Since 2006, vaccines have been available in the U.S. for preteens to prevent infection from the sexually transmitted human papillomavirus (HPV), which causes most cervical cancers, as well as some cancers of the vagina, vulva, penis, anus, rectum and throat.
But what about those who already are infected by HPV?
The U.S. Centers for Disease Control and Prevention (CDC) estimated that 79 million Americans, nearly 1 out of 4, are infected by HPV and that HPV causes nearly 39,000 new cases of cancer each year.
The Baylor Institute for Immunology Research (BIIR) is working on its first commercially available dendritic cell-targeting vaccine, one specifically designed to prevent cancer in those who are infected by HPV.
Gerard Zurawski, PhD, co-director of Baylor Institute for Immunology Research, estimated that this potentially lifesaving vaccine could be ready for early phase clinical trials sometime in 2017.
Dendritic cells are key orchestrators of the human immune system, able to instruct T cells to kill cancer.
This vaccine is based on discoveries associated with a receptor called CD40, which is found on the surface of dendritic cells. Dendritic cells are key orchestrators of the human immune system, able to instruct T cells to kill cancer.
“We’ve constructed a dendritic cell-targeting vaccine that is composed of an antibody recognizing CD40 that is directly linked to two HPV proteins, called E6 and E7,” Dr. Zurawski said. “The hope is that the activated dendritic cells then instruct T cells in patients to control the cancerous cells.”
According to a BIIR-led study published online August 2, 2016, in Cancer Immunology Research, “These data suggest that CD40-targeting vaccines for HPV-associated malignancies can provide a highly immunogenic platform with a strong likelihood of clinical benefit.” This work was led by SangKon Oh, PhD, an investigator at Baylor Institute for Immunology Research.
Dr. Zurawski, one of the authors of the study, said HPV typically starts as a mild infection.
“But, the virus can remain latent,” Dr. Zurawski said. “In a significant number of cases, the virus has the ability, over time, to cause some cells that are infected to become cancerous.”
According to the CDC, HPV is thought to be responsible for…
- More than 90 percent of anal and cervical cancers
- About 70 percent of vaginal and vulvar cancers
- And more than 60 percent of penile cancers.
70 percent of cancers of the oropharynx may be linked to HPV
Cancers of the head and neck are often caused by tobacco and alcohol. However, according to the CDC, recent studies show that about 70 percent of cancers of the oropharynx may be linked to HPV and that many cancers of the oropharynx may be caused by a combination of tobacco, alcohol, and HPV.
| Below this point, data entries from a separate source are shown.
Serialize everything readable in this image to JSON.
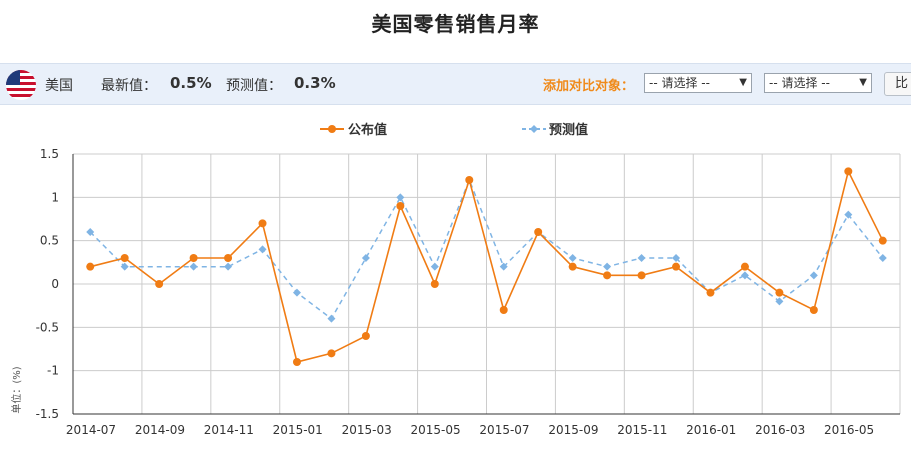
{
  "page": {
    "title": "美国零售销售月率"
  },
  "toolbar": {
    "country": "美国",
    "latest_label": "最新值：",
    "latest_value": "0.5%",
    "forecast_label": "预测值：",
    "forecast_value": "0.3%",
    "compare_label": "添加对比对象：",
    "select1_value": "-- 请选择 --",
    "select2_value": "-- 请选择 --",
    "compare_button": "比"
  },
  "colors": {
    "actual": "#f07c14",
    "forecast": "#7fb4e4",
    "grid": "#cccccc",
    "axis": "#333333"
  },
  "chart_data": {
    "type": "line",
    "ylabel": "单位：(%)",
    "ylim": [
      -1.5,
      1.5
    ],
    "yticks": [
      "1.5",
      "1",
      "0.5",
      "0",
      "-0.5",
      "-1",
      "-1.5"
    ],
    "ytick_values": [
      1.5,
      1,
      0.5,
      0,
      -0.5,
      -1,
      -1.5
    ],
    "xtick_labels": [
      "2014-07",
      "2014-09",
      "2014-11",
      "2015-01",
      "2015-03",
      "2015-05",
      "2015-07",
      "2015-09",
      "2015-11",
      "2016-01",
      "2016-03",
      "2016-05"
    ],
    "legend_position": "top-center",
    "grid": true,
    "series": [
      {
        "name": "公布值",
        "color": "#f07c14",
        "style": "solid",
        "marker": "circle",
        "values": [
          0.2,
          0.3,
          0.0,
          0.3,
          0.3,
          0.7,
          -0.9,
          -0.8,
          -0.6,
          0.9,
          0.0,
          1.2,
          -0.3,
          0.6,
          0.2,
          0.1,
          0.1,
          0.2,
          -0.1,
          0.2,
          -0.1,
          -0.3,
          1.3,
          0.5
        ]
      },
      {
        "name": "预测值",
        "color": "#7fb4e4",
        "style": "dashed",
        "marker": "diamond",
        "values": [
          0.6,
          0.2,
          null,
          0.2,
          0.2,
          0.4,
          -0.1,
          -0.4,
          0.3,
          1.0,
          0.2,
          1.2,
          0.2,
          0.6,
          0.3,
          0.2,
          0.3,
          0.3,
          -0.1,
          0.1,
          -0.2,
          0.1,
          0.8,
          0.3
        ]
      }
    ]
  }
}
“CD40 is a potent activating receptor on the dendritic cells that gets the T cells really excited, and in some cases, proliferating,” Dr. Zurawski said. “Studies at BIIR have found that activation of the CD40 receptor is particularly good at programming a kind of immune response that gets a type of T cell called cytotoxic lymphocytes, or CD8 T cells, expanded in an antigen-specific manner.”
While this vaccine is currently in preclinical testing at Baylor University Medical Center at Dallas for head and neck cancer, this technology holds the promise of benefiting patients with other types of cancer as well.
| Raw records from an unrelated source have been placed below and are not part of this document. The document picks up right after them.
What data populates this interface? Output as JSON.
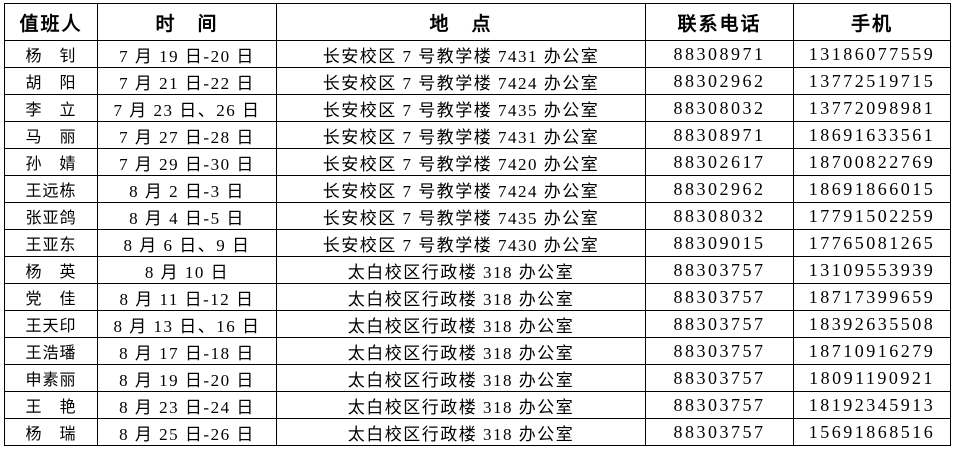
{
  "headers": [
    "值班人",
    "时　间",
    "地　点",
    "联系电话",
    "手机"
  ],
  "rows": [
    {
      "name": "杨　钊",
      "time": "7 月 19 日-20 日",
      "location": "长安校区 7 号教学楼 7431 办公室",
      "phone": "88308971",
      "mobile": "13186077559"
    },
    {
      "name": "胡　阳",
      "time": "7 月 21 日-22 日",
      "location": "长安校区 7 号教学楼 7424 办公室",
      "phone": "88302962",
      "mobile": "13772519715"
    },
    {
      "name": "李　立",
      "time": "7 月 23 日、26 日",
      "location": "长安校区 7 号教学楼 7435 办公室",
      "phone": "88308032",
      "mobile": "13772098981"
    },
    {
      "name": "马　丽",
      "time": "7 月 27 日-28 日",
      "location": "长安校区 7 号教学楼 7431 办公室",
      "phone": "88308971",
      "mobile": "18691633561"
    },
    {
      "name": "孙　婧",
      "time": "7 月 29 日-30 日",
      "location": "长安校区 7 号教学楼 7420 办公室",
      "phone": "88302617",
      "mobile": "18700822769"
    },
    {
      "name": "王远栋",
      "time": "8 月 2 日-3 日",
      "location": "长安校区 7 号教学楼 7424 办公室",
      "phone": "88302962",
      "mobile": "18691866015"
    },
    {
      "name": "张亚鸽",
      "time": "8 月 4 日-5 日",
      "location": "长安校区 7 号教学楼 7435 办公室",
      "phone": "88308032",
      "mobile": "17791502259"
    },
    {
      "name": "王亚东",
      "time": "8 月 6 日、9 日",
      "location": "长安校区 7 号教学楼 7430 办公室",
      "phone": "88309015",
      "mobile": "17765081265"
    },
    {
      "name": "杨　英",
      "time": "8 月 10 日",
      "location": "太白校区行政楼 318 办公室",
      "phone": "88303757",
      "mobile": "13109553939"
    },
    {
      "name": "党　佳",
      "time": "8 月 11 日-12 日",
      "location": "太白校区行政楼 318 办公室",
      "phone": "88303757",
      "mobile": "18717399659"
    },
    {
      "name": "王天印",
      "time": "8 月 13 日、16 日",
      "location": "太白校区行政楼 318 办公室",
      "phone": "88303757",
      "mobile": "18392635508"
    },
    {
      "name": "王浩璠",
      "time": "8 月 17 日-18 日",
      "location": "太白校区行政楼 318 办公室",
      "phone": "88303757",
      "mobile": "18710916279"
    },
    {
      "name": "申素丽",
      "time": "8 月 19 日-20 日",
      "location": "太白校区行政楼 318 办公室",
      "phone": "88303757",
      "mobile": "18091190921"
    },
    {
      "name": "王　艳",
      "time": "8 月 23 日-24 日",
      "location": "太白校区行政楼 318 办公室",
      "phone": "88303757",
      "mobile": "18192345913"
    },
    {
      "name": "杨　瑞",
      "time": "8 月 25 日-26 日",
      "location": "太白校区行政楼 318 办公室",
      "phone": "88303757",
      "mobile": "15691868516"
    }
  ]
}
According to the paper in Cancer Immunology Research, “Data from this study strongly support the development of CD40-targeting vaccines for other cancers in the future.”
Dr. Zurawski expects to start production soon of the HPV vaccine that will be administered to humans. Vaccine manufacturing will be performed by the Baylor Scott & White Health production facility in Temple, Texas, part of the Scott & White Cancer Institute.
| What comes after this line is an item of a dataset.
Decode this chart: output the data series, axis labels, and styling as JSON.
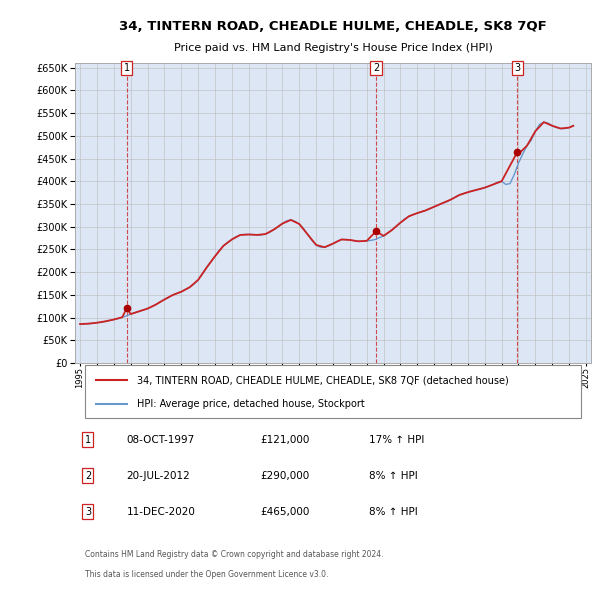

Baylor Scott & White Research Institute (BSWRI) is contracting with Charles River Laboratories in Scotland to perform preclinical safety studies and has licensed the intellectual property to BSWRI-owned Denceptor Therapeutics Limited in Cambridge, England. Denceptor will generate investments to fund this and possibly other dendritic cell-targeting vaccines to address other types of cancer.
“We anticipate that this will bring new cancer clinical trials with dendritic cell-targeting vaccines to Baylor University Medical Center,” Dr. Zurawski said.
“The idea of the company [Denceptor] is to provide money to allow development of early phase clinical trials of a number of different dendritic cell-targeting vaccine approaches.”
If those trials are successful, he said, BSWRI and Denceptor should be able to attract pharmaceutical partners that would enable later-phase clinical trials. These trials hopefully would lead to approval by the U.S. Food and Drug Administration and eventual commercialization.
“Other cancer types being considered for similar dendritic cell-targeting vaccines are breast cancer and pancreatic cancer,” Dr. Zurawski said.